7 Replies Latest reply on Sep 11, 2010 6:36 PM by Felipe

    sbpad.exe, dxwuat.exe, rvlox.exe?



      Hi, I am new using this, but I have many problems, and I have searched in McAfee library about them, but they are not registered:


      The first one deleted all the files from my USB, and created a group of folders or aplications like folders. This folders have the name of common Windows folders, like "Documents", "Photos", & "Music". The name of the malware is sbpad.exe. The others are dxwuat.exe, p.exe, gefr.exe and rvloz.exe.

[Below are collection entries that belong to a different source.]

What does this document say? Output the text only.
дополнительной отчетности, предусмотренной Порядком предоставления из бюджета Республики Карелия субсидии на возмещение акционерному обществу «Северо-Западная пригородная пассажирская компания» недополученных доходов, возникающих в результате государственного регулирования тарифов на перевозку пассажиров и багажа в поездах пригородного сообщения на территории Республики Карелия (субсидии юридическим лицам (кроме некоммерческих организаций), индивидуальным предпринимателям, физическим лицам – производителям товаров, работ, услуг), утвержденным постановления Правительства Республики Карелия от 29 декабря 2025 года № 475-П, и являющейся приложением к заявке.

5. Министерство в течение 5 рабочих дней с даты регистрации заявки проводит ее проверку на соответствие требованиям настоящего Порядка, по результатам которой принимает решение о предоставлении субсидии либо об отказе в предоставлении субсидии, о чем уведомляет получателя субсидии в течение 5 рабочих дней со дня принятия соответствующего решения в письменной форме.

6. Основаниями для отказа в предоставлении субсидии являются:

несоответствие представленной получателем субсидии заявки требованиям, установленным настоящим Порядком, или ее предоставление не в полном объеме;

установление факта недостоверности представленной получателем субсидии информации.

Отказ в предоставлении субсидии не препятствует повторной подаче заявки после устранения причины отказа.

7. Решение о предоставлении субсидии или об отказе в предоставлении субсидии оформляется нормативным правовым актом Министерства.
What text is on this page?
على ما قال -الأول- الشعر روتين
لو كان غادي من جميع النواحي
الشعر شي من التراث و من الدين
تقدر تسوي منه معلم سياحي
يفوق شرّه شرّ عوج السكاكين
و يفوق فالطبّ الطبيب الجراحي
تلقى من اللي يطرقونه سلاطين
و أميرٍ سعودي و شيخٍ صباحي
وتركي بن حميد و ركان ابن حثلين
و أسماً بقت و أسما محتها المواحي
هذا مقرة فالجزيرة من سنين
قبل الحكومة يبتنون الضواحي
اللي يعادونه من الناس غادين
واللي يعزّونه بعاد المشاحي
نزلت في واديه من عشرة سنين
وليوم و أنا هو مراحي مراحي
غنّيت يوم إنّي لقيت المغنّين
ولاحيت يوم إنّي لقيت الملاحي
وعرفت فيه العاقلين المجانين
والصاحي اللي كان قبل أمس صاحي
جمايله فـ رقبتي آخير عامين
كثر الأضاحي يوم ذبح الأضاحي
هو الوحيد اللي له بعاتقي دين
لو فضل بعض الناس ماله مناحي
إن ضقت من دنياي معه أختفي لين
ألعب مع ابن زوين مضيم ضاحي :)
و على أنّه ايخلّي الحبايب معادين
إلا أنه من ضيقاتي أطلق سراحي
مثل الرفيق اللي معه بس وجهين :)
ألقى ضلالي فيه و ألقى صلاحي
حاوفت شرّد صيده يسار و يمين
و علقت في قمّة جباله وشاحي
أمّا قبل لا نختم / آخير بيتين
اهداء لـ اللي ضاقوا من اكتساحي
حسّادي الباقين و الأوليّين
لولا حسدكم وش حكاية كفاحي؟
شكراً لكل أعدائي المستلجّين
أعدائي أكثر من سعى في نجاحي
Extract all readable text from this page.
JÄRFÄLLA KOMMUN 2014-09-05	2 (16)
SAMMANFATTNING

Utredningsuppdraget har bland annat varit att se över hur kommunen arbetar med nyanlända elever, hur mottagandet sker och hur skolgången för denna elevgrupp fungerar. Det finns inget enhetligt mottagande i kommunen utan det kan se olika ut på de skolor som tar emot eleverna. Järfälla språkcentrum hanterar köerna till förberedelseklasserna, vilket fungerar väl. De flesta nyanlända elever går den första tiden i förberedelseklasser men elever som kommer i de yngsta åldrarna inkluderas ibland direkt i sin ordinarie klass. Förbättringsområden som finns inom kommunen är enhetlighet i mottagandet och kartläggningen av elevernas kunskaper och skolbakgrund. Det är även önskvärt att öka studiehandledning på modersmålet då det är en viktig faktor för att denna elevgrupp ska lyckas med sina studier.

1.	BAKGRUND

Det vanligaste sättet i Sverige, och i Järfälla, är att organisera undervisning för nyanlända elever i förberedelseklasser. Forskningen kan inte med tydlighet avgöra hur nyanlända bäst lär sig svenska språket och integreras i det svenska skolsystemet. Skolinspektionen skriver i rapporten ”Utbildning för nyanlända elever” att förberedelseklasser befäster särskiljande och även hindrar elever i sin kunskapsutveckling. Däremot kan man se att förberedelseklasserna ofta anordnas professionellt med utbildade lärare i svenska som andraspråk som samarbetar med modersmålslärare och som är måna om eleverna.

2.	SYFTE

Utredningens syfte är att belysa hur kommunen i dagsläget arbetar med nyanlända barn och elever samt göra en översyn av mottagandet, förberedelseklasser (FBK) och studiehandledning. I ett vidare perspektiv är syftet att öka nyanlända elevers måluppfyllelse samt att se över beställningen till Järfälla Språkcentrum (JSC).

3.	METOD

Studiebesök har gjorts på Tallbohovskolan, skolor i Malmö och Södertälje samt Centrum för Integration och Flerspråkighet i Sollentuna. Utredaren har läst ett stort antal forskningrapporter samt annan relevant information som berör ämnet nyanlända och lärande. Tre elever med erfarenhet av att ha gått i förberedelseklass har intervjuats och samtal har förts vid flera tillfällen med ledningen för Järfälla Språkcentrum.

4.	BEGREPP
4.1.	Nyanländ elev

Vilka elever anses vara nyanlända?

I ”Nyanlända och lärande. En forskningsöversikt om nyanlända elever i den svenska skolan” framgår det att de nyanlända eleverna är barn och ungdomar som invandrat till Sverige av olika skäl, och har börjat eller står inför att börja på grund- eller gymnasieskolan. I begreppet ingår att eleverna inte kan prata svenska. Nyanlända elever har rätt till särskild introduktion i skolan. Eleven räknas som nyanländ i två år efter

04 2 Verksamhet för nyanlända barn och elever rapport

           Also there is a file, which I don't know if is a virus, that has a long name:

      \REGISTRY\User\S-1-5-21-3172892418-1466560630-1935879851-1000\Software\Microsoft \Windows\CurrentVersion\Run.

           I tried using an antivirus called Prevx 3.0, and it says that the last one is caused by rvloz.exe.


      My question: Help!!!



      on 9/09/10 10:29:40 PM CDT



      El mensaje fue editado por: Felipe on 9/09/10 10:34:22 PM CDT
        • 1. Re: sbpad.exe, dxwuat.exe, rvlox.exe?

          Hi Felipe,


          If you infected with something and have trouble finding what is causing the infection, I'd suggest giving this handy tool a try.


          "McAfee GetSusp is intended for users who suspect undetected malware on their system. By using a combination of clever heuristics and querying McAfee's online database of known clean files to gather suspicious files, GetSusp eliminates the user's need for deep technical knowledge of computer systems to isolate undetected malware. McAfee GetSusp is recommended as a tool of first choice when analyzing a suspect machine."


          Get it from here:


          Once GetSusp identifies and collects the suspect files, post the logs here and we community members can help.


          Vinoo Thomas
          Technical Product Manager, McAfee Labs

          • 2. Re: sbpad.exe, dxwuat.exe, rvlox.exe?

            Thanks, Vinoo, but the program says at the end: "Suspicious samples have not been delivered to Mcafee Labs". It says that is because the size, so, I don´t know how to send it...

            Thanks again. Just in case you can use it, there is a zip file created by GetSusp.exe with some suspicious elements.

            Atte. Felipe

            • 3. Re: sbpad.exe, dxwuat.exe, rvlox.exe?

              McAfee GetSusp was successfully able to identify two malicious files on your system. One of them is >3MB in size and hence the upload failed. This information will suffice for our virus analysts monitoring the community to add detection for these files.


              Thanks for posting the scan results.





              McAfee GetSusp Scan Results

              To download the tool, visit the McAfee Labs Tools website

              Suspicious Files

              Status MD5 Location File Name Attribute Company Description Product Version File Version File Size Creation Date Modification Date Type Scan Error
              UNKNOWN f46074bfd576caaf8ce41f43361ef102 C:\Users\Felipe Vidal Otero\svcpad svcpad.exe HS 1.00 1.00 3,231,744 09/10/2010 07:20 09/10/2010 07:20 Process
              UNKNOWN 4f7dfe8e99ffa5a16e2cffbe73b8c4be C:\Users\Felipe Vidal Otero weamua.exe HRS 1.81 1.81 208,896 09/10/2010 07:19 09/10/2010 07:19 Process

              Need help or advice removing malware? Visit the McAfee Community

              1 of 1 people found this helpful
              • 4. Re: sbpad.exe, dxwuat.exe, rvlox.exe?

                Thanks Vinoo, but anyway, I submit another file that I already sent to McAfee-Labs via E-mail, but they didn't answer to me, so I don't know if they received it. Here are the things that I think had destroyed my USB. The password is "infected". Thanks again, I hope you can solve it...



                El mensaje fue editado por: Felipe on 10/09/10 05:56:56 PM CDT



                Message was edited by: Ex_Brit on 11/09/10 7:47:33 EDT PM
                • 5. Re: sbpad.exe, dxwuat.exe, rvlox.exe?

                  Hi Felipe,


                  I've pinged our virus analysts to take at look at the files you've posted.


                  The zip file that was posted to the forum was not password protected. Please take care to password protect zip files next time you post anything malicious. This would prevent users accidentally downloading and executing files posted on the forum.



                  • 6. Re: sbpad.exe, dxwuat.exe, rvlox.exe?

                    Oh, God! I'm so sorry!, but it was suposed to have a password, I don't know what could happen. I checked it a lot of times, I don't understand. Anyway, I hope I have been helpful, and doesn't think twice at asking me to do anything else. Thanks for the help, & hope you can solve it.

                    Atte. Felipe

                    • 7. Re: sbpad.exe, dxwuat.exe, rvlox.exe?
                      Peter M

                      I moved this topic to Home User Assistance from the Malware Discussions master forum and password protected that file...password infected.